Qui sont les perdants du 4-4-2 ?

Depuis l’intronisation du 4-4-2 et l’association des “4 Fantastiques”, Icardi a nettement disparu de la circulation. Le fait que Neymar et Di Maria monopolisent les ballons au cœur du jeu et que Mbappé se déplace librement devant le prive de munitions. Avant son but chanceux contre Nantes, l’attaquant argentin avait disputé 6 matches sans marquer. Pire, il n’a frappé qu’à 5 reprises au but durant cette période et touché seulement 15 ballons par match en moyenne. Son rôle est clairement plus ingrat dans ce dispositif mais il ne faut pas oublier que sa seule présence dans la surface adverse permet aux autres attaquants d’être plus libres, car il reste craint et respecté des défenseurs. S’il retrouve son efficacité offensive du début de saison, l’Argentin devrait conserver sa place cependant son manque de mobilité peut lui porter préjudice et profiter à Sarabia voire à Cavani. L’Uruguayen, qui aurait aimé rejoindre l’Atlético de Madrid dès cet hiver, se retrouve dans une situation encore plus compliquée. Même si sa faculté à faire des appels en profondeur reste intéressante pour Tuchel, sa forme physique pose question comme sa complicité technique avec Mbappé et Neymar. Même si le PSG joue à deux devant, Cavani semble être le 4e avant-centre dans la hiérarchie derrière Mbappé, Icardi et… Sarabia.
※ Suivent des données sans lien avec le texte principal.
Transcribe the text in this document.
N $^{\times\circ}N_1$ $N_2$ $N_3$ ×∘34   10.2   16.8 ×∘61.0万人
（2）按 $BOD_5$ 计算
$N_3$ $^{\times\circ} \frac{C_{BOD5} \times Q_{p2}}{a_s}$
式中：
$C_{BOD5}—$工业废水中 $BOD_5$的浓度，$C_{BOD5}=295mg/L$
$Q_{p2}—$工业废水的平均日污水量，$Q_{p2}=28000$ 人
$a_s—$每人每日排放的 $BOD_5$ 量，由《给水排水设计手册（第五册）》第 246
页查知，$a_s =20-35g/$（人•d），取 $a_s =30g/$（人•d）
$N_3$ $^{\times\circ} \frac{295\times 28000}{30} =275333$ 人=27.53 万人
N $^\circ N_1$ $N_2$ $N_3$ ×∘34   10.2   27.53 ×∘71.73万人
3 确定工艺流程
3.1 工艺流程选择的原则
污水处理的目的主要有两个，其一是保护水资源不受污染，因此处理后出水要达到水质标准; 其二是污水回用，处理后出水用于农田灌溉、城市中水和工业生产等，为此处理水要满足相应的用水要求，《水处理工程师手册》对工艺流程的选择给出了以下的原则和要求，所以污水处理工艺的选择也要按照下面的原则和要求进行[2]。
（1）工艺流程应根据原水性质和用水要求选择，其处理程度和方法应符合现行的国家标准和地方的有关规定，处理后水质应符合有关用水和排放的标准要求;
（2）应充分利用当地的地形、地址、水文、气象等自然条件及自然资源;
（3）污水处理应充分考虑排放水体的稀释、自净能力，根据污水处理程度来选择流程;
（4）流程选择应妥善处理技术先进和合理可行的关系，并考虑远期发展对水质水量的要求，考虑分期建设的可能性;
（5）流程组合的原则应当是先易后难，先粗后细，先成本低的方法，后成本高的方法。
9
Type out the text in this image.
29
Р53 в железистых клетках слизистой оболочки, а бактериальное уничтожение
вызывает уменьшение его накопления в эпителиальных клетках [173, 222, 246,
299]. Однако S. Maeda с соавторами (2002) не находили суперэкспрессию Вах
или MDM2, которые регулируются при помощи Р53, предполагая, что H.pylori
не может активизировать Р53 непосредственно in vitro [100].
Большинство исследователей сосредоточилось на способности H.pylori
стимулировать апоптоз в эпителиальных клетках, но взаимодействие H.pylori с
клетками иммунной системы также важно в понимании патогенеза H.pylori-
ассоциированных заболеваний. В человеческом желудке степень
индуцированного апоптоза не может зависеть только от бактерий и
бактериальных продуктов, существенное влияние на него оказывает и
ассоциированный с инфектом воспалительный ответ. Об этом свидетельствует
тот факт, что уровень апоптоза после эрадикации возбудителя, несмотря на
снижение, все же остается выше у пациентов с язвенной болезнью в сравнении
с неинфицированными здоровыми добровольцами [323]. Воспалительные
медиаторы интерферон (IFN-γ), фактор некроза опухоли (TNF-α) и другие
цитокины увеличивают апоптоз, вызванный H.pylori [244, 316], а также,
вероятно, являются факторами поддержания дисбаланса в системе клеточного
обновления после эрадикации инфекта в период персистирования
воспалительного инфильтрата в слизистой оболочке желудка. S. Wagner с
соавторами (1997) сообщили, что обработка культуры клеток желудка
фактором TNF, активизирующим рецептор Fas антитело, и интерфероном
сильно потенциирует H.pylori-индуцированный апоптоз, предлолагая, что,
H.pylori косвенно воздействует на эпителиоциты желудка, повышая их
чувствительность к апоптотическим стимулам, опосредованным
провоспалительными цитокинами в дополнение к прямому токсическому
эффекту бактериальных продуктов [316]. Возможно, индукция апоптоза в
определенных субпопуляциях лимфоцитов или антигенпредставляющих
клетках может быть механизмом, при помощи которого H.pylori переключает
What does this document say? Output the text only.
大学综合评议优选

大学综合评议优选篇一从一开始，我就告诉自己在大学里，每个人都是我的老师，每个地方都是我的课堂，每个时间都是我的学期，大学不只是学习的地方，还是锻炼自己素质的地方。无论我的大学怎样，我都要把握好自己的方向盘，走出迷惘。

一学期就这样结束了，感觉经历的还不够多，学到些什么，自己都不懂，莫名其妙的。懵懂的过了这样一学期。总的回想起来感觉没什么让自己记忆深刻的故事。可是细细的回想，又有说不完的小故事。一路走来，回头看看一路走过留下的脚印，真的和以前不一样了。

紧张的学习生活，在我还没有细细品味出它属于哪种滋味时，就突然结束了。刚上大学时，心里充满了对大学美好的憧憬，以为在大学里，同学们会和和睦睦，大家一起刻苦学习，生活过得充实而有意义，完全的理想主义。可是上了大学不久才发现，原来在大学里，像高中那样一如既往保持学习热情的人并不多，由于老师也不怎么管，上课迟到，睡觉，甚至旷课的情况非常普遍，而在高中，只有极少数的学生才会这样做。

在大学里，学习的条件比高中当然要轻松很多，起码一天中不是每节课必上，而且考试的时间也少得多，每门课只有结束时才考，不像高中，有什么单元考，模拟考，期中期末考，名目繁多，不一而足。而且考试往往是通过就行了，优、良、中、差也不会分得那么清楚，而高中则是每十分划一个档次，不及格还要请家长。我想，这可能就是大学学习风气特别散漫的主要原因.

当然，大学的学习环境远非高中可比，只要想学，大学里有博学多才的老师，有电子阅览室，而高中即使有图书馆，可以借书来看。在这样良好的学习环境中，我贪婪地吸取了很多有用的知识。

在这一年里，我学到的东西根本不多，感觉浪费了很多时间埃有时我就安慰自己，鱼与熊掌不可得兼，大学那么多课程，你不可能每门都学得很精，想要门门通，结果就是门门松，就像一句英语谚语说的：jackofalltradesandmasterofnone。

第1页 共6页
Ils sont sur la corde raide

Actuellement blessé aux ischio-jambiers après une lésion du biceps fémoral, Marquinhos devrait faire son retour dans quelques semaines. Mais à quelle position ? Sentinelle du milieu à 3 parisien en début de saison, Marqui’ devrait retrouver une place en défense centrale même s’il n’a joué qu’à 9 reprises (en 26 matches disputés) à ce poste cette saison. Lors de ses dernières sorties avant sa blessure, il n’avait pas été complètement à son avantage en défense donc reste à voir s’il retrouve pleinement ses repères avant les échéances européennes ou si Tuchel décide de le faire remonter d’un cran au profit d’Idrissa Gueye. Après une période creuse, le Sénégalais a retrouvé de bonnes sensations ces derniers temps, mais sa place de titulaire reste en sursis sachant que plusieurs candidats se bousculent derrière. Du côté des latéraux, Meunier profite de la blessure de Dagba pour être titulaire à droite mais ses lacunes défensives pourraient lui porter préjudice dans quelques semaines. Même situation pour Layvin Kurzawa, qui devrait perdre sa place de titulaire, malgré des prestations sérieuses récemment, quand Bernat, plus fiable défensivement, fera son retour.